While a rabbinic scholar might occasionally claim that a suggested interpretation of a biblical or talmudic text came to him in a dream, the habit of Jacob of Marvege (13th century) of using information conveyed to him in dreams as authoritative in law was extremely unusual.

After fasting and employing other techniques, Jacob would present halakhic (Jewish legal) queries to heaven, to which he received replies in dreams. These replies are recorded in Jacob’s work entitled Responsa from Heaven. We should not be surprised that, according to the work, ‘Heaven’ always had the same halakhic opinions as the French talmudists.

Interpretation & Fasting

The talmudic statement that a dream depends on how it is interpreted, puzzling to the more philosophically minded, is discussed in the Responsa of Solomon Ibn Adret.
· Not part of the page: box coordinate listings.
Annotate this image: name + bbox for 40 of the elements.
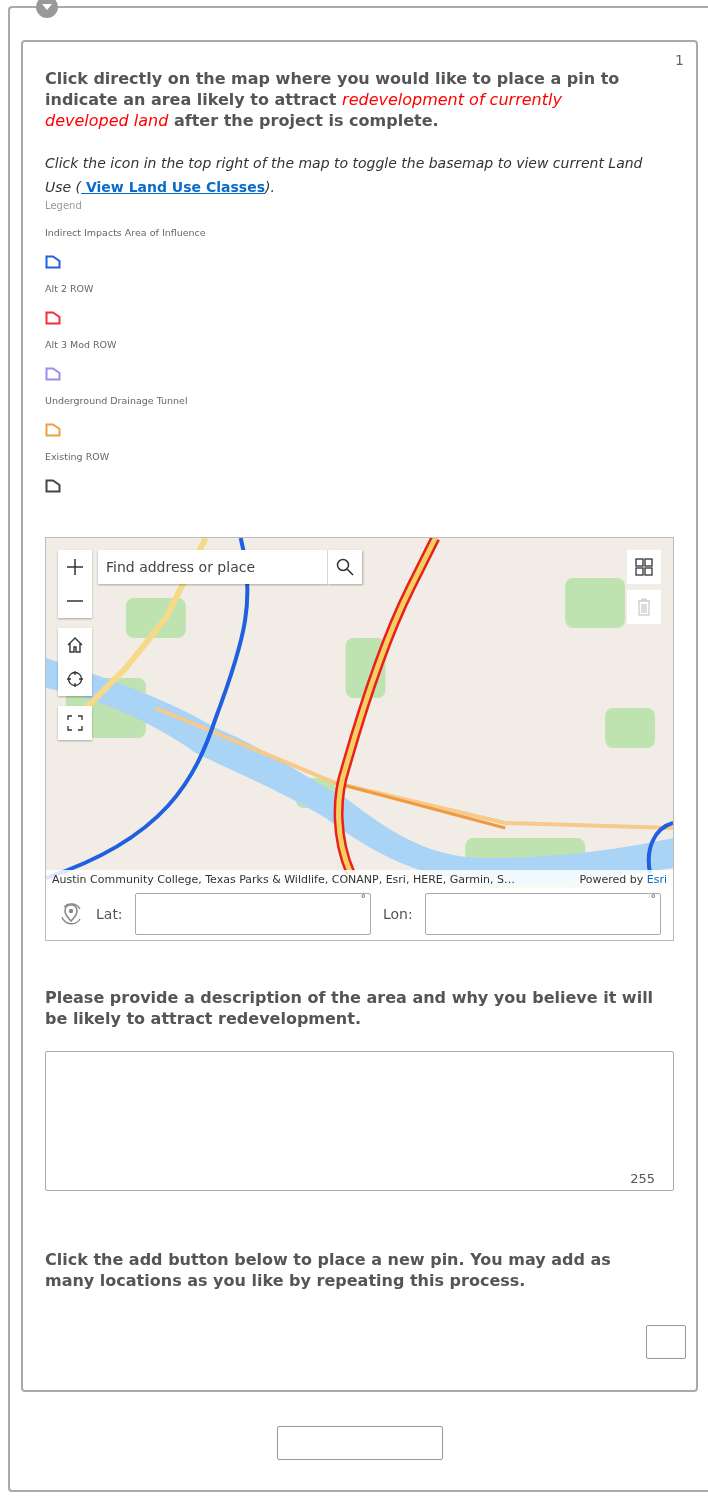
- plus-icon: [66, 558, 84, 576]
- caret-icon: [41, 3, 53, 11]
- fullscreen-icon: [67, 715, 83, 731]
- lon-label: Lon:: [382, 906, 413, 922]
- collapse-toggle[interactable]: [36, 0, 58, 18]
- legend-label: Alt 2 ROW: [45, 283, 94, 295]
- lat-label: Lat:: [96, 906, 123, 922]
- powered-by-text: Powered by Esri: [579, 872, 667, 886]
- fullscreen-button[interactable]: [58, 706, 92, 740]
- add-button[interactable]: [646, 1325, 686, 1359]
- hint-text: Click the icon in the top right of the map to toggle the basemap to view current Land Use ( View Land Use Classes).: [45, 154, 644, 197]
- crosshair-icon: [66, 670, 84, 688]
- description-field[interactable]: 255: [45, 1051, 674, 1191]
- search-icon: [336, 558, 354, 576]
- legend-label: Indirect Impacts Area of Influence: [45, 227, 206, 239]
- question-number: 1: [675, 52, 684, 68]
- search-field[interactable]: Find address or place: [98, 550, 328, 584]
- question-text: Please provide a description of the area and why you believe it will be likely to attract redevelopment.: [45, 987, 655, 1029]
- trash-icon: [637, 598, 651, 616]
- home-icon: [66, 636, 84, 654]
- question-text: Click directly on the map where you would like to place a pin to indicate an area likely to attract redevelopment of currently developed land after the project is complete.: [45, 68, 621, 131]
- home-button[interactable]: [58, 628, 92, 662]
- legend-label: Existing ROW: [45, 451, 110, 463]
- land-use-link[interactable]: View Land Use Classes: [81, 179, 265, 195]
- longitude-field[interactable]: °: [424, 893, 661, 935]
- search-button[interactable]: [328, 550, 362, 584]
- latitude-field[interactable]: °: [134, 893, 371, 935]
- map-attribution: Austin Community College, Texas Parks & Wildlife, CONANP, Esri, HERE, Garmin, S…: [52, 872, 516, 886]
- minus-icon: [66, 599, 84, 603]
- basemap-toggle-button[interactable]: [627, 550, 661, 584]
- grid-icon: [635, 558, 653, 576]
- zoom-out-button[interactable]: [58, 584, 92, 618]
- esri-link[interactable]: Esri: [646, 872, 667, 886]
- zoom-in-button[interactable]: [58, 550, 92, 584]
- submit-button[interactable]: [276, 1426, 443, 1460]
- legend-title: Legend: [45, 199, 82, 213]
- legend-label: Alt 3 Mod ROW: [45, 339, 117, 351]
- locate-button[interactable]: [58, 662, 92, 696]
- question-text: Click the add button below to place a new pin. You may add as many locations as you like by repeating this process.: [45, 1249, 612, 1291]
- legend-label: Underground Drainage Tunnel: [45, 395, 188, 407]
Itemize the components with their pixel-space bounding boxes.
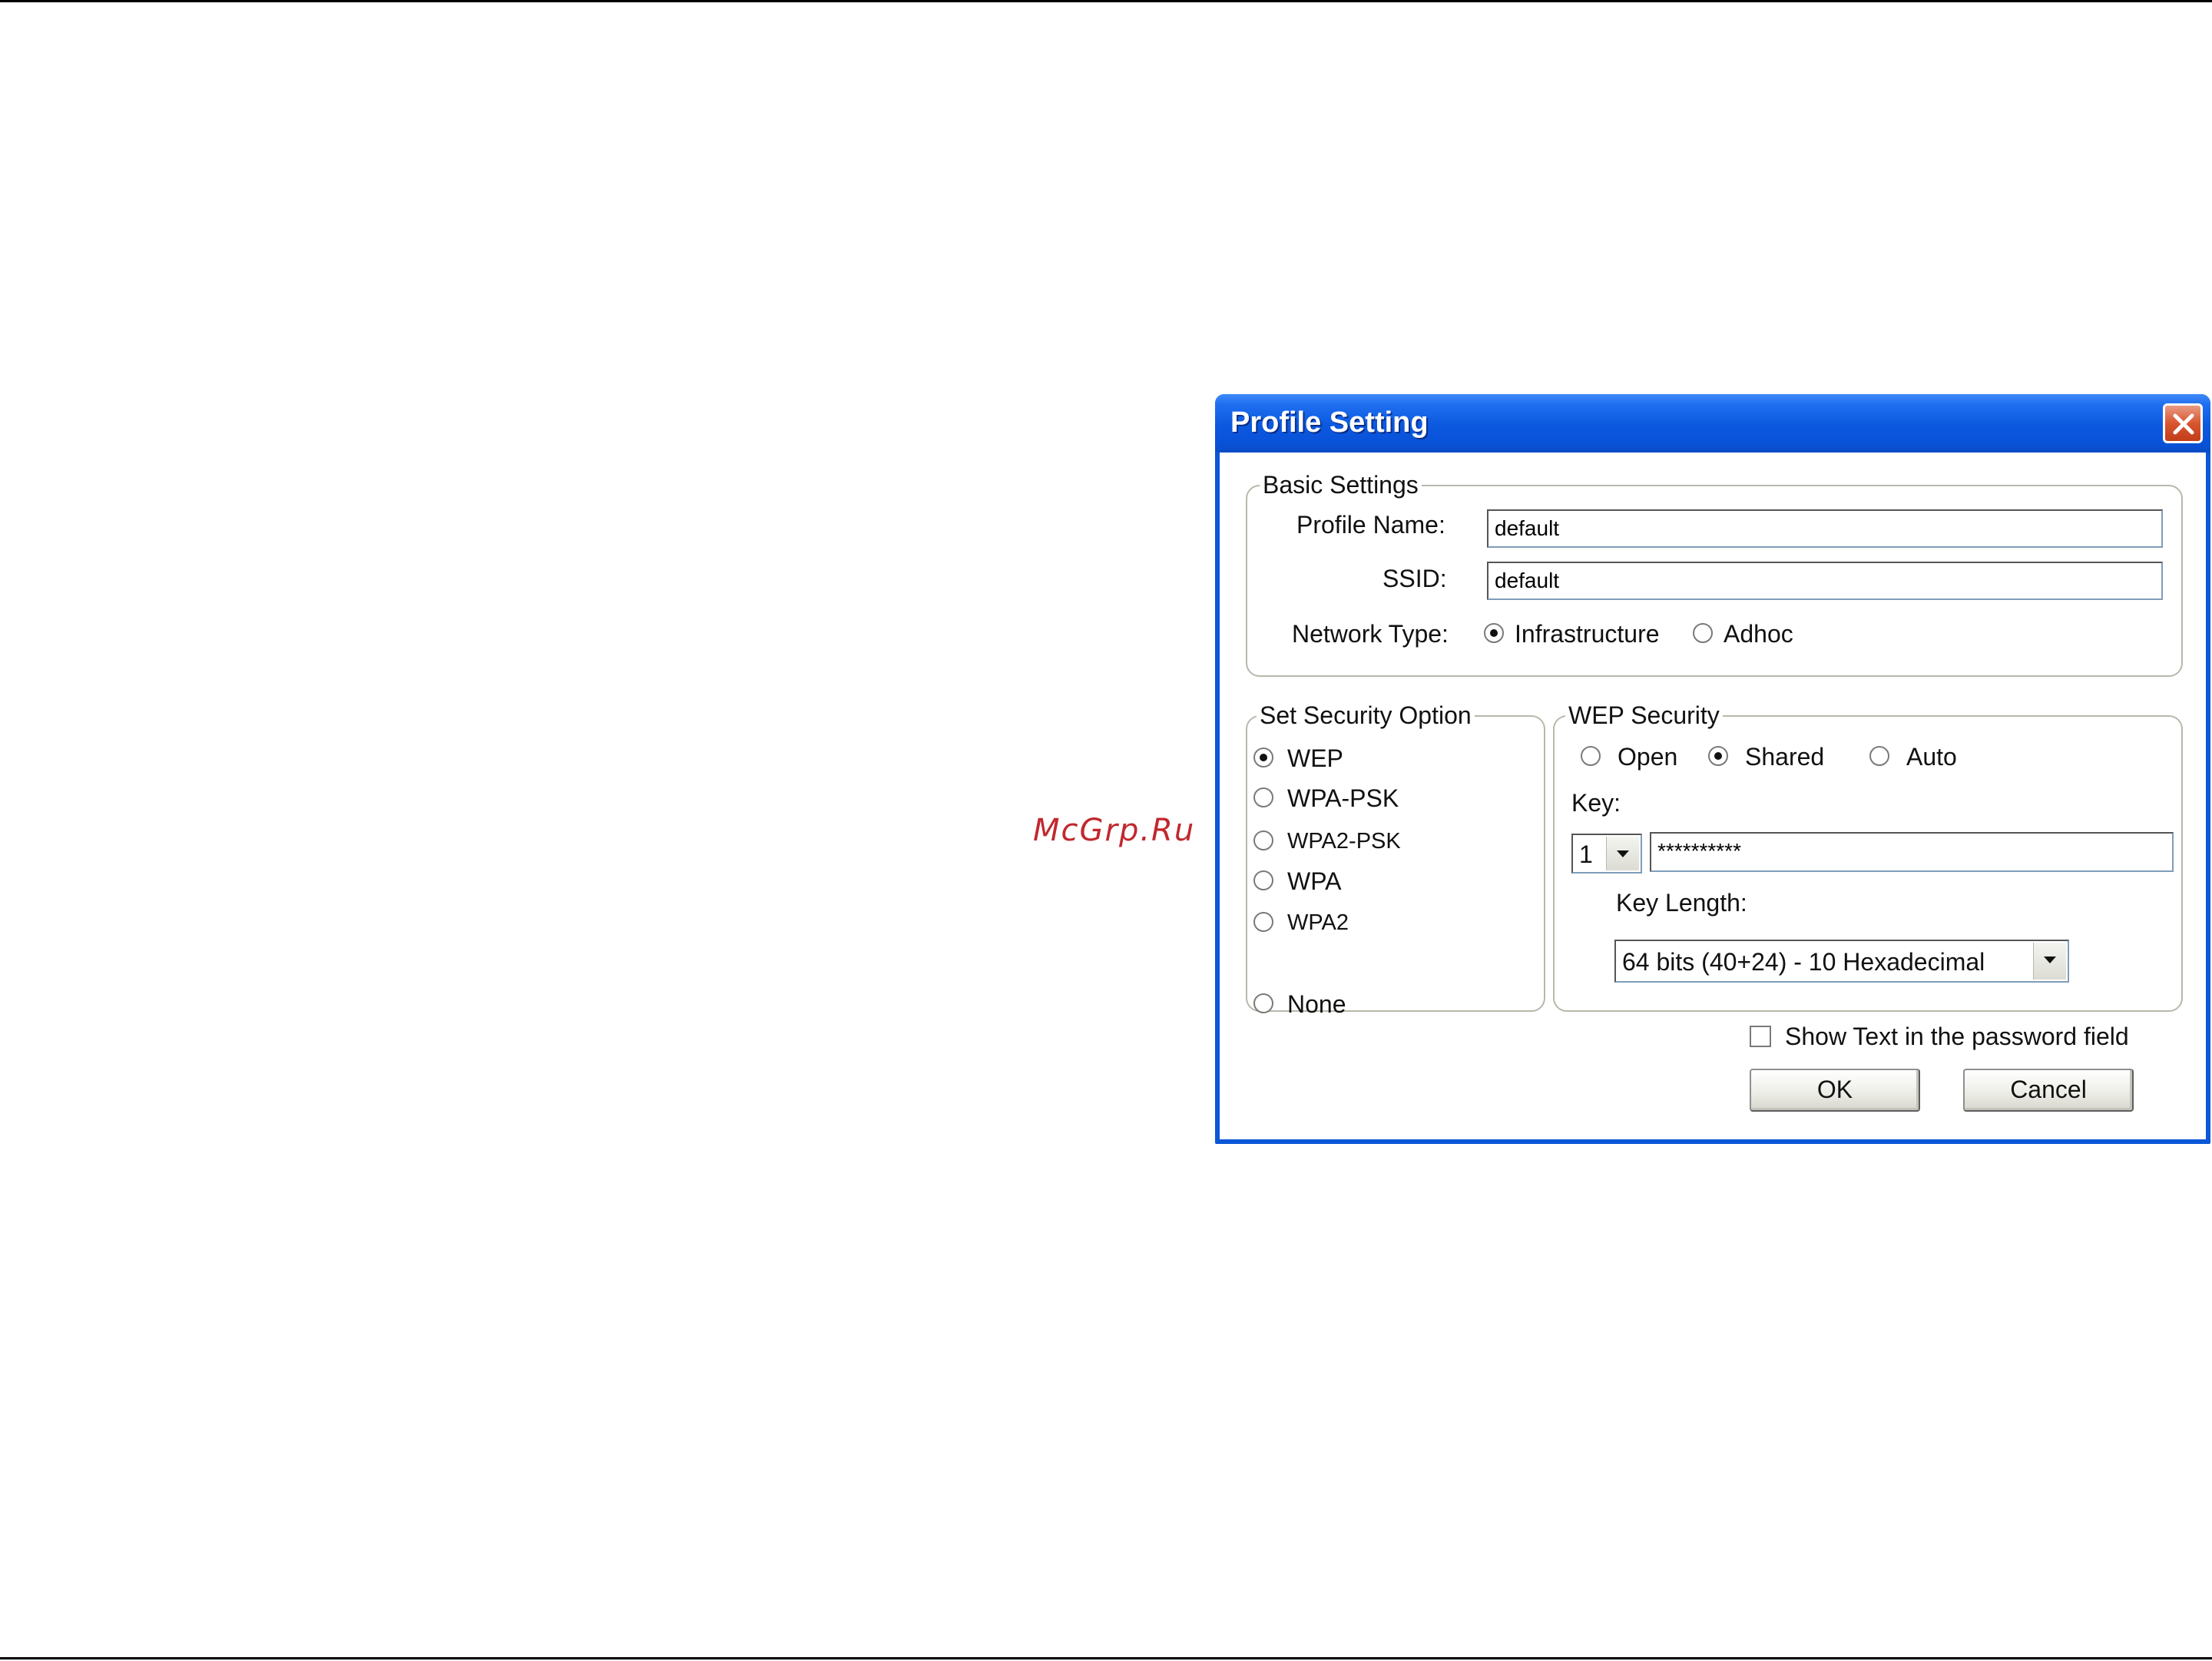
- security-label-wpa: WPA: [1287, 867, 1342, 895]
- security-label-none: None: [1287, 990, 1346, 1018]
- chevron-down-icon[interactable]: [1606, 837, 1639, 870]
- profile-name-label: Profile Name:: [1296, 511, 1445, 539]
- wep-auto-label: Auto: [1906, 743, 1957, 771]
- security-label-wpa2-psk: WPA2-PSK: [1287, 829, 1401, 854]
- title-bar[interactable]: Profile Setting: [1215, 394, 2210, 453]
- key-label: Key:: [1571, 789, 1621, 817]
- top-rule: [0, 0, 2212, 2]
- profile-setting-dialog: Profile Setting Basic Settings Profile N…: [1215, 394, 2210, 1144]
- wep-auto-radio[interactable]: [1869, 746, 1889, 766]
- security-radio-none[interactable]: [1253, 993, 1273, 1013]
- security-option-legend: Set Security Option: [1257, 700, 1475, 731]
- show-text-checkbox[interactable]: [1750, 1026, 1771, 1047]
- key-input[interactable]: **********: [1650, 832, 2174, 872]
- wep-open-radio[interactable]: [1581, 746, 1601, 766]
- security-radio-wpa[interactable]: [1253, 870, 1273, 890]
- ok-button[interactable]: OK: [1750, 1069, 1920, 1112]
- security-radio-wep[interactable]: [1253, 748, 1273, 768]
- bottom-rule: [0, 1657, 2212, 1659]
- dialog-client-area: Basic Settings Profile Name: default SSI…: [1220, 453, 2206, 1139]
- key-length-label: Key Length:: [1616, 889, 1747, 917]
- security-radio-wpa2[interactable]: [1253, 912, 1273, 932]
- security-label-wep: WEP: [1287, 744, 1343, 772]
- wep-shared-label: Shared: [1745, 743, 1825, 771]
- adhoc-label: Adhoc: [1724, 620, 1793, 648]
- chevron-down-icon[interactable]: [2033, 943, 2066, 980]
- network-type-label: Network Type:: [1292, 620, 1449, 648]
- dialog-title: Profile Setting: [1230, 406, 1429, 439]
- ssid-label: SSID:: [1382, 565, 1447, 592]
- close-button[interactable]: [2163, 403, 2203, 443]
- key-index-select[interactable]: 1: [1571, 834, 1642, 874]
- wep-open-label: Open: [1618, 743, 1678, 771]
- wep-shared-radio[interactable]: [1708, 746, 1728, 766]
- ssid-input[interactable]: default: [1487, 562, 2163, 600]
- basic-settings-legend: Basic Settings: [1260, 469, 1422, 500]
- infrastructure-label: Infrastructure: [1515, 620, 1660, 648]
- key-length-select[interactable]: 64 bits (40+24) - 10 Hexadecimal: [1614, 940, 2069, 983]
- show-text-label: Show Text in the password field: [1785, 1023, 2129, 1050]
- adhoc-radio[interactable]: [1693, 623, 1713, 643]
- security-label-wpa2: WPA2: [1287, 910, 1349, 935]
- key-length-value: 64 bits (40+24) - 10 Hexadecimal: [1622, 948, 1985, 976]
- wep-security-legend: WEP Security: [1565, 700, 1723, 731]
- security-radio-wpa-psk[interactable]: [1253, 787, 1273, 807]
- watermark: McGrp.Ru: [1033, 813, 1196, 848]
- security-radio-wpa2-psk[interactable]: [1253, 830, 1273, 850]
- security-label-wpa-psk: WPA-PSK: [1287, 784, 1399, 812]
- profile-name-input[interactable]: default: [1487, 509, 2163, 548]
- cancel-button[interactable]: Cancel: [1963, 1069, 2134, 1112]
- infrastructure-radio[interactable]: [1484, 623, 1504, 643]
- close-icon: [2173, 413, 2194, 435]
- key-index-value: 1: [1579, 840, 1593, 868]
Based on a talmudic passage, a special ceremony developed of interpreting for good a bad dream. The procedure was for the man who had the dream to say to three other persons: “I have had a dream and do not know what to make of it”; and they would reply: “The dream is a good one and is for your good.”

Many people, disturbed by a bad dream, would fast in order to ward off the possible evil effects. The rabbis allowed such a fast to be undertaken even on the Sabbath in order to release the man from his anxiety but they required him to undertake another fast for having fasted on the Sabbath.